Attristée et abandonnée, je me réfugiai au fond d’un puits, cachée des regards. Depuis ce jour, les hommes préfèrent le Mensonge déguisé en Vérité, plutôt que de me voir, moi, la Vérité nue et sans artifices.
Et voilà, chers amis, comment le Mensonge, par sa ruse, a réussi à tromper le monde, tandis que moi, la Vérité, je demeure cachée, attendant ceux qui ont le courage de me chercher au fond de ce puits.
Mensonge raconte
Ah, mes petits, écoutez bien, parce que c’est pas tous les jours qu’on vous raconte la vie telle qu’elle est, avec ses ruses et ses coups bas. Un jour, moi, le Mensonge, j’ai croisé la Vérité, cette godiche, sur le chemin. Je lui balance un « Bonjour » bien mielleux.
– Bonjour, dit-elle, toute candide.
Je la regarde droit dans les yeux et lui lance : – Belle journée, non ?
La Vérité, pas futée pour un sou, va vérifier. Et bien sûr, c’était vrai, le ciel était dégagé, les oiseaux chantaient. Elle me répond alors, un peu bête : – Belle journée, effectivement.

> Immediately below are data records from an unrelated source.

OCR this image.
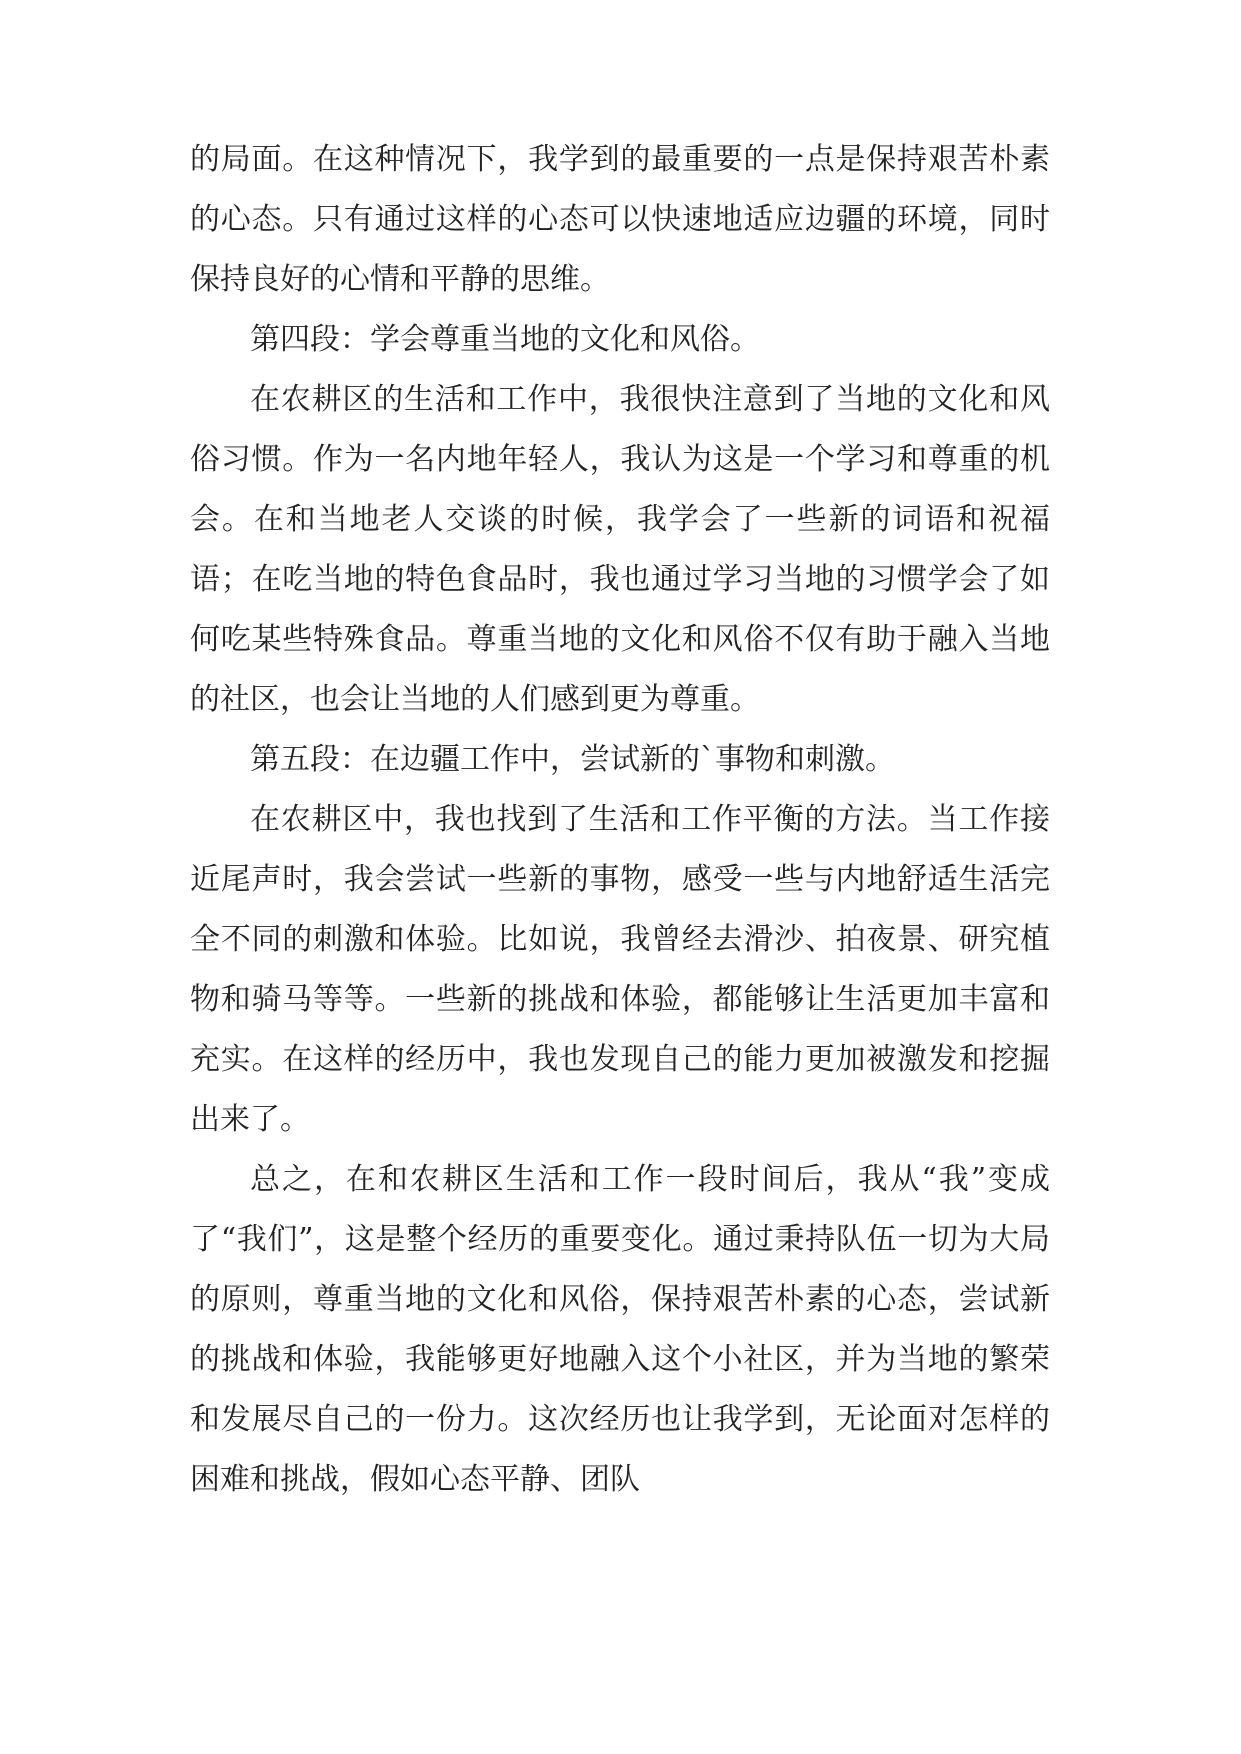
的局面。在这种情况下，我学到的最重要的一点是保持艰苦朴素的心态。只有通过这样的心态可以快速地适应边疆的环境，同时保持良好的心情和平静的思维。

第四段：学会尊重当地的文化和风俗。

在农耕区的生活和工作中，我很快注意到了当地的文化和风俗习惯。作为一名内地年轻人，我认为这是一个学习和尊重的机会。在和当地老人交谈的时候，我学会了一些新的词语和祝福语；在吃当地的特色食品时，我也通过学习当地的习惯学会了如何吃某些特殊食品。尊重当地的文化和风俗不仅有助于融入当地的社区，也会让当地的人们感到更为尊重。

第五段：在边疆工作中，尝试新的`事物和刺激。

在农耕区中，我也找到了生活和工作平衡的方法。当工作接近尾声时，我会尝试一些新的事物，感受一些与内地舒适生活完全不同的刺激和体验。比如说，我曾经去滑沙、拍夜景、研究植物和骑马等等。一些新的挑战和体验，都能够让生活更加丰富和充实。在这样的经历中，我也发现自己的能力更加被激发和挖掘出来了。

总之，在和农耕区生活和工作一段时间后，我从“我”变成了“我们”，这是整个经历的重要变化。通过秉持队伍一切为大局的原则，尊重当地的文化和风俗，保持艰苦朴素的心态，尝试新的挑战和体验，我能够更好地融入这个小社区，并为当地的繁荣和发展尽自己的一份力。这次经历也让我学到，无论面对怎样的困难和挑战，假如心态平静、团队
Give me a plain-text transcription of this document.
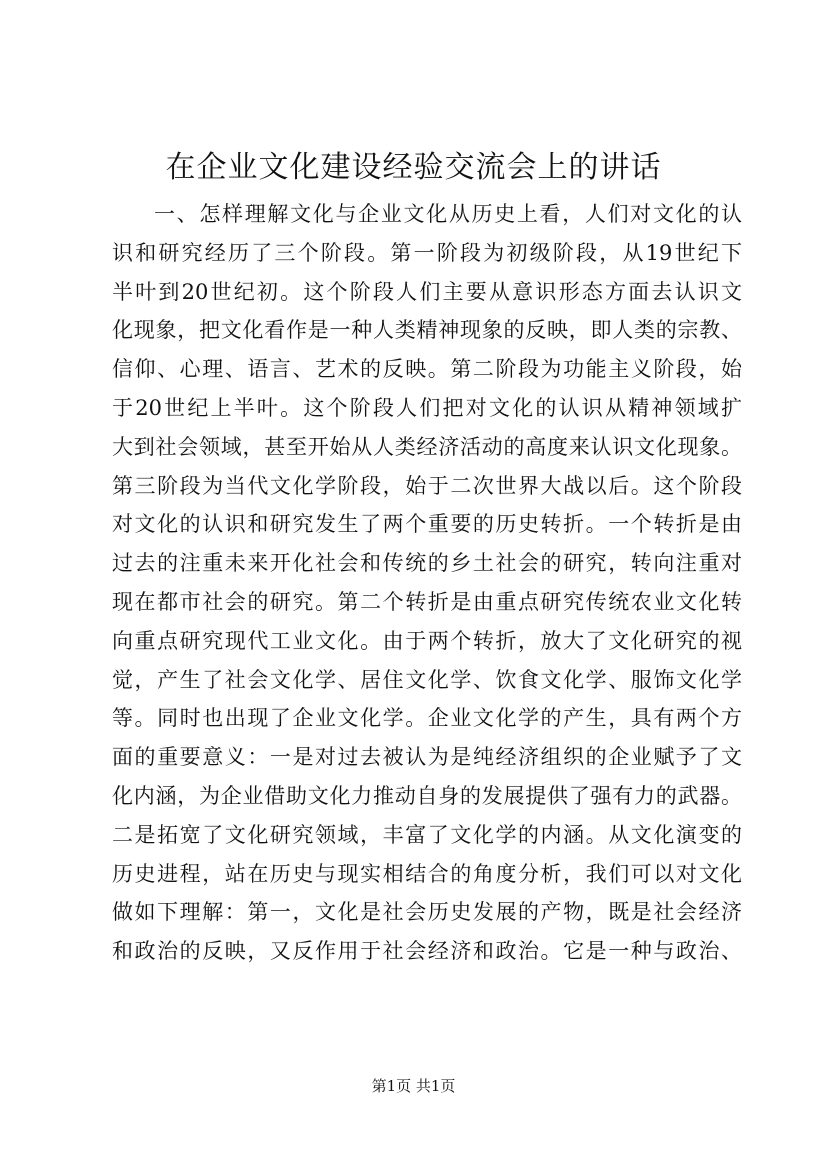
在企业文化建设经验交流会上的讲话
一、怎样理解文化与企业文化从历史上看，人们对文化的认
识和研究经历了三个阶段。第一阶段为初级阶段，从19世纪下
半叶到20世纪初。这个阶段人们主要从意识形态方面去认识文
化现象，把文化看作是一种人类精神现象的反映，即人类的宗教、
信仰、心理、语言、艺术的反映。第二阶段为功能主义阶段，始
于20世纪上半叶。这个阶段人们把对文化的认识从精神领域扩
大到社会领域，甚至开始从人类经济活动的高度来认识文化现象。
第三阶段为当代文化学阶段，始于二次世界大战以后。这个阶段
对文化的认识和研究发生了两个重要的历史转折。一个转折是由
过去的注重未来开化社会和传统的乡土社会的研究，转向注重对
现在都市社会的研究。第二个转折是由重点研究传统农业文化转
向重点研究现代工业文化。由于两个转折，放大了文化研究的视
觉，产生了社会文化学、居住文化学、饮食文化学、服饰文化学
等。同时也出现了企业文化学。企业文化学的产生，具有两个方
面的重要意义：一是对过去被认为是纯经济组织的企业赋予了文
化内涵，为企业借助文化力推动自身的发展提供了强有力的武器。
二是拓宽了文化研究领域，丰富了文化学的内涵。从文化演变的
历史进程，站在历史与现实相结合的角度分析，我们可以对文化
做如下理解：第一，文化是社会历史发展的产物，既是社会经济
和政治的反映，又反作用于社会经济和政治。它是一种与政治、
第1页 共1页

Je vois bien que je l’ai ferrée, alors je continue : – Le lac est encore plus beau aujourd’hui, avec ce joli sourire qui ne me quitte jamais.
Elle regarde le lac, elle voit que je dis la vérité, alors elle hoche la tête, sans méfiance.
Ni une ni deux, je cours vers l’eau et j’ajoute : – L’eau est magnifique, tiède à souhait. Viens, on va nager !
La Vérité, toujours aussi naïve, plonge ses doigts dans l’eau. Elle est vraiment belle et tiède, alors elle me fait confiance. On enlève nos fringues et on se met à nager, comme deux copains de toujours.
Mais voilà, le temps passe et je sors de l’eau avant elle. Je m’habille avec ses vêtements, ceux de la Vérité, et je me tire en douce.
La Vérité, pauvre cruche, incapable de supporter mes guenilles, commence à marcher nue. Et là, c’est le drame. Tout le monde la fuit, effrayé par sa nudité criante.
Triste et abandonnée, la Vérité va se planquer au fond d’un puits. Et depuis ce jour, les gens préfèrent écouter et croire le Mensonge bien habillé que la Vérité toute nue.
Voilà, mes petits, c’est comme ça que ça se passe. Le Mensonge, c’est moi, je m’habille de beaux atours et je fais mon chemin. La Vérité, elle, reste cachée, loin des regards.
Haiku
La vérité nue,
Dans le puits sombre se cache,
Mensonge triomphe.
Tanka
Vérité sans fard,
Mensonge vêtu de soie,
Nageant côte à côte,
Les gens fuient la vérité,
Le mensonge règne en maître.
Sonnet
Dans la lumière crue d’un matin sans égard,
La Vérité, candide, croisa le Mensonge.
Ce dernier, charmeur, tissant son doux langage,
Fit croire à l’innocente un conte sans rempart.
« L’eau du lac est belle, et tiède, viens nager ! »
Promesse perfide sous un sourire faux,
La Vérité, touchant l’onde, sans repos,
Suivit le mensonge dans son jeu léger.
Mais au sortir de l’eau, le traître s’habilla
Des vêtements de l’autre, et s’enfuit sans regard.
La Vérité, dénudée, sans espoir,
Fut rejetée, honnie, sans autre choix.
Depuis, la Vérité, cachée au fond du puits,
Regarde le Mensonge paré de ses habits.
J aime beaucoup mais là je suis depuis ce matin je ressens un profond malaise de la grandeur grandiloquente qu a pris le mensonge. De qui est ce texte ?
Je suis parti d’un texte qui existe que j’ai trouvé de ci et de là et j’ai voulu faire parlé Vérité en Mensonge. Mensonge est forcement grandiloquent comme il est aujourd’hui ! C’est un peu triste, oui.